Gender equality, as a concept, needs testing, even jesting, and showing up for its shortcomings – that seems to be the approach skilfully woven into the social consciousness of Avital Raz’s music. It is especially the case for the single Male Order Bride, released 8 March 2017 to coincide with International Women’s Day from this Sheffield-based artist, trained in Indian classical music.
Raz’s childhood experiences as a singer of classical music infuse her vocals with a certain energy which dares to delve through sound such as Americana and acoustic-based to choral capabilities and fiery folk, stopping nowhere – unrestrained and resonant for it.
Male Order Bride is a commentary on gender equality, deconstructing the concept, just like it deconstructs genre – to deepen our appreciation of women’s capability rather than their limits.
Capability point one; create some seriously good parody. Male Order Bride moves in on this, opening with the tongue-in-cheek optimism of I’m Working For The Man. This is an enchanting yet exploratory method of making gender roles seem stunted and somehow absurd, combining country sound with surprising humour.
This is music which strikes against the norm, what is ‘regular’, by reversing certain routines and rather than so much feminist material which just aggravates – this insinuates, unnerves. It means something – utilising irony and pastiche to play with what we are encouraged to accept as ‘normal’. This isn’t feminist material we just think about, oh no, this is the female experience we feel. We need to feel.
Lines like ‘It’s all that I can seem to do… you’re probably doing it too’ invite the listener into being boxed, into being generalised.

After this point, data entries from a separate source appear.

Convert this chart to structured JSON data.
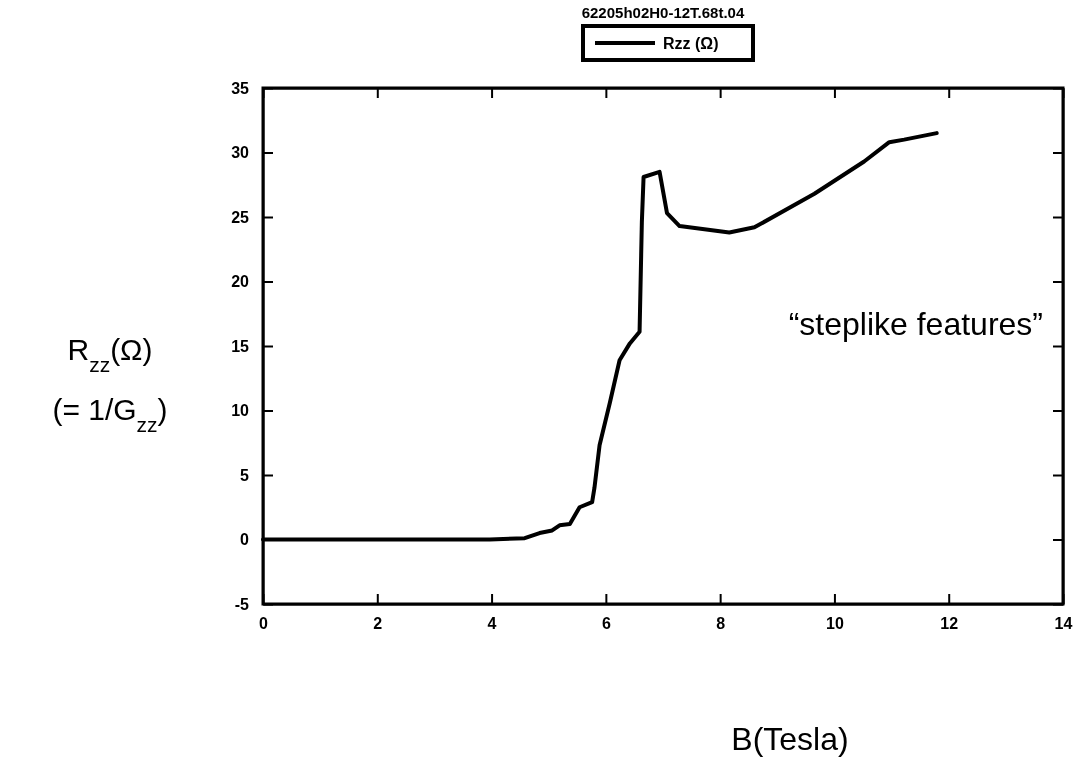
{
  "chart_data": {
    "type": "line",
    "title": "62205h02H0-12T.68t.04",
    "xlabel": "B(Tesla)",
    "ylabel": "R$_{zz}$(Ω) (= 1/G$_{zz}$)",
    "x": [
      0,
      3.97,
      4.58,
      4.84,
      5.06,
      5.19,
      5.37,
      5.54,
      5.76,
      5.8,
      5.89,
      6.07,
      6.24,
      6.42,
      6.59,
      6.63,
      6.66,
      6.94,
      7.07,
      7.29,
      8.16,
      8.6,
      9.65,
      10.52,
      10.96,
      11.22,
      11.79
    ],
    "series": [
      {
        "name": "Rzz (Ω)",
        "color": "#000000",
        "values": [
          0,
          0,
          0.1,
          0.5,
          0.7,
          1.1,
          1.2,
          2.5,
          2.9,
          4.0,
          7.3,
          10.6,
          13.9,
          15.2,
          16.1,
          24.6,
          28.1,
          28.5,
          25.3,
          24.3,
          23.8,
          24.2,
          26.8,
          29.3,
          30.8,
          31.0,
          31.5
        ]
      }
    ],
    "xlim": [
      0,
      14
    ],
    "xticks": [
      0,
      2,
      4,
      6,
      8,
      10,
      12,
      14
    ],
    "ylim": [
      -5,
      35
    ],
    "yticks": [
      -5,
      0,
      5,
      10,
      15,
      20,
      25,
      30,
      35
    ],
    "annotations": [
      "“steplike features”"
    ],
    "legend": "top",
    "grid": false,
    "marker": "none",
    "line_style": "solid"
  }
}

And here lies the question of the music – why do women have to be subject to this? Raz’s vocals on Male Order Bride billow out, becoming stronger and more animated as she compares society’s structures such as ‘marriage’ and ‘love’ to run-on definitions of her own creation such as ‘low income sex worker’s industry’. Shimmering with feeling, this track seems to take the nostalgia known by country music and cleverly uses it to critique a social view which seems very much to place women in the past.
But women are not past – they are present and powerful. That is what the track upholds. Sound seeps through a little like the folk-feel of Joni Mitchell’s later work, but never staying in one place for long, in effect resisting definition.

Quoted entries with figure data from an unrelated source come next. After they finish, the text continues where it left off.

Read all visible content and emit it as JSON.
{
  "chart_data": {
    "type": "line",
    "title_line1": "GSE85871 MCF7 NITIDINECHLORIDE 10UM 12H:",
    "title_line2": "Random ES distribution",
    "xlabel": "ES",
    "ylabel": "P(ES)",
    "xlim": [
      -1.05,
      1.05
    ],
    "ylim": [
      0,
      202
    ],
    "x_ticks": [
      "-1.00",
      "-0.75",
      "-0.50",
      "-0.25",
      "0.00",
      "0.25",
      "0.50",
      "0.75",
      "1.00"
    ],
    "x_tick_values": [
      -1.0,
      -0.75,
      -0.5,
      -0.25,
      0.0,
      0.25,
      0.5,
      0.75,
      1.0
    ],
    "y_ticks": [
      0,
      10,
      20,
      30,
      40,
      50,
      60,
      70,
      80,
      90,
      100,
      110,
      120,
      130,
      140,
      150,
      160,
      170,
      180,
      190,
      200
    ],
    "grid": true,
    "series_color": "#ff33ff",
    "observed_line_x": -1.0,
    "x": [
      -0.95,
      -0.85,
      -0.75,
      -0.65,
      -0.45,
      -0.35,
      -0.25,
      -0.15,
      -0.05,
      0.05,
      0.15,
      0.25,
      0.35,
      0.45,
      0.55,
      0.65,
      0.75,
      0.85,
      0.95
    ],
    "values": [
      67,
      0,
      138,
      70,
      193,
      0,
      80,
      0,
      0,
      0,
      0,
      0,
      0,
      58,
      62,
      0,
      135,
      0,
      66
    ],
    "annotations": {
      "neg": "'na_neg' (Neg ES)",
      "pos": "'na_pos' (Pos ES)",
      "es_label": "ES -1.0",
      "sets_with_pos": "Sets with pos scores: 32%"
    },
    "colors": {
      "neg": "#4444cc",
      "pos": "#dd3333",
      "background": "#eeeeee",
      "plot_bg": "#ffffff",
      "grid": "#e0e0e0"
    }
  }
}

Avital Raz’s quirky approach to songwriting has already brought us such cynical feminist tracks like Oh, Isabel (how to fend off a paedophile), The Edinburgh Surprise (a one night stand between an Israeli and Palestinian), and Blues Of the Ugly Sister – and Male Order Bride inflicts another sensuous injury on society’s standards.
Accompanying video by Chris Davis wittily intercuts archive footage with eroticised domestic pastiche; and it’s a taste of an album to come, an album which strives to spread the paradox society has been entertaining for so long and expose it. Inviting us to experience ‘beauty’ and then making us question what it really is. This confident creativity could be seen as is in the capability of other female musicians manipulating barriers at the moment, such as Jenny Hval, but Raz stands out with by not just flirting with controversy, but unfurling it.

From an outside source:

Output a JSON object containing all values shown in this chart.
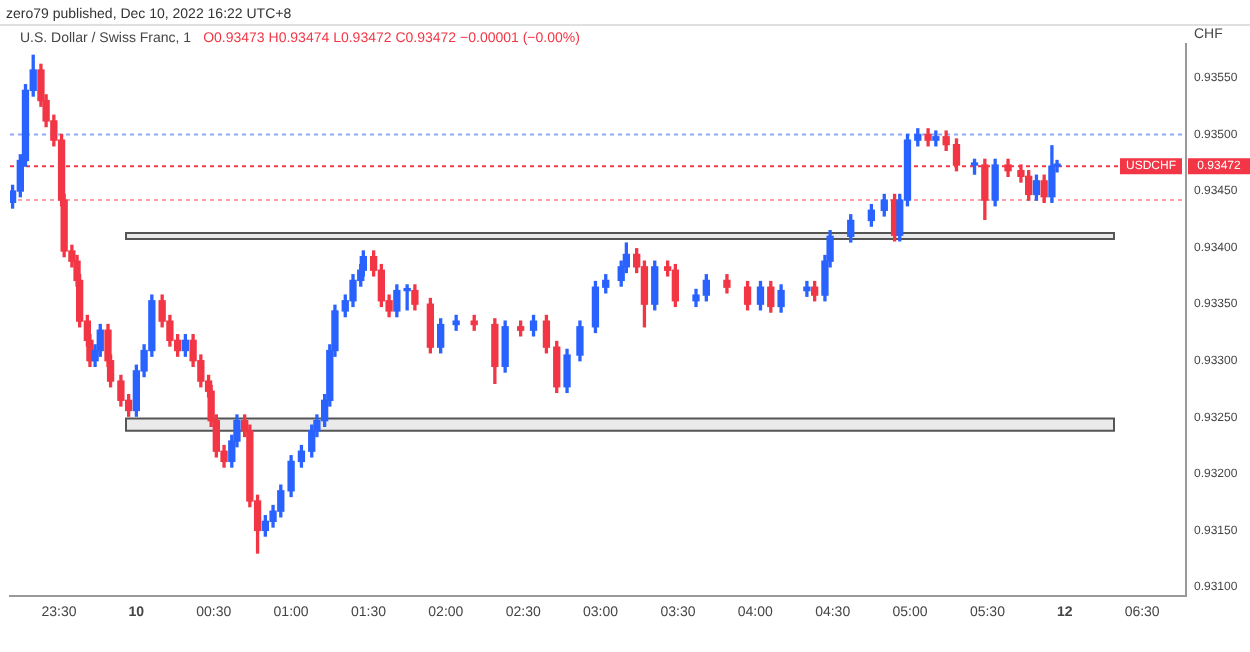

The Fallen Angel’s Unravelling Descent, title track of the album, introduces harmonies topped up with strings and powering with pace. Lines like ‘take my soul’ and ‘wrap it up’ are spoken almost in the throes of passion and yet show limitation. Very clever.
This title track is preceded by Jukebox and Regarding Angels which both also seem to utilise harmonies to unlock reflection. Reflection on repetition of the day is important, ‘send me back to the world to stay… day after day, baking in clay’, are lines lending the music a sensuous assonance showing the subversive routines up for what they are.
But Raz doesn’t just highlight oppression in her music, she highlights its effects which move us not just to reflect but react. Isabel St. Revisited as a potential track to facilitate that, with beauty teased-out of notes trembling with a water-like intensity. Circulating rhyme and aching assonance, as we hear in the pattern of lyrics like ‘conclude/elude/lose/abuse’, aid the telling of a tale of threat so many seem exposed to.
Raz is no stranger to threat herself after all, in fact, she could be perceived as reclaiming it, showing it up for what it is. One of my favourite tracks on the album is This Damn Flood enriched with the warning sound of whistles, the noise of pipes, which power the song with a prowling rhythm almost penning us in to ‘find a sense of humour, before the song is through’. It finds the farcical in what women may be exposed to.
The opening track of the album ‘TV’ is another thing entirely, with anthemic growth and spiralling keys, untapping grief – ‘I can hear the clocks tick and its, making me sick’, whilst the following ‘Bored Lord’ billows out an enchanting, almost weary cry of frustration.
Diversity of tracks yet solidity of strength and message are very much prevailing points of Raz’s album. It speaks of struggles beginning at home and unravelling in society, where women are subject to the likes of obligation, estrangement and expectation – and says, let us not submit to those rhythms, but create a whole new soundscape entirely. It is within all of us. And in an album enriched with instrumentation including the depths of Oud, the spiralling abilities of Ney-Arabic flute and cello, you won’t be disappointed.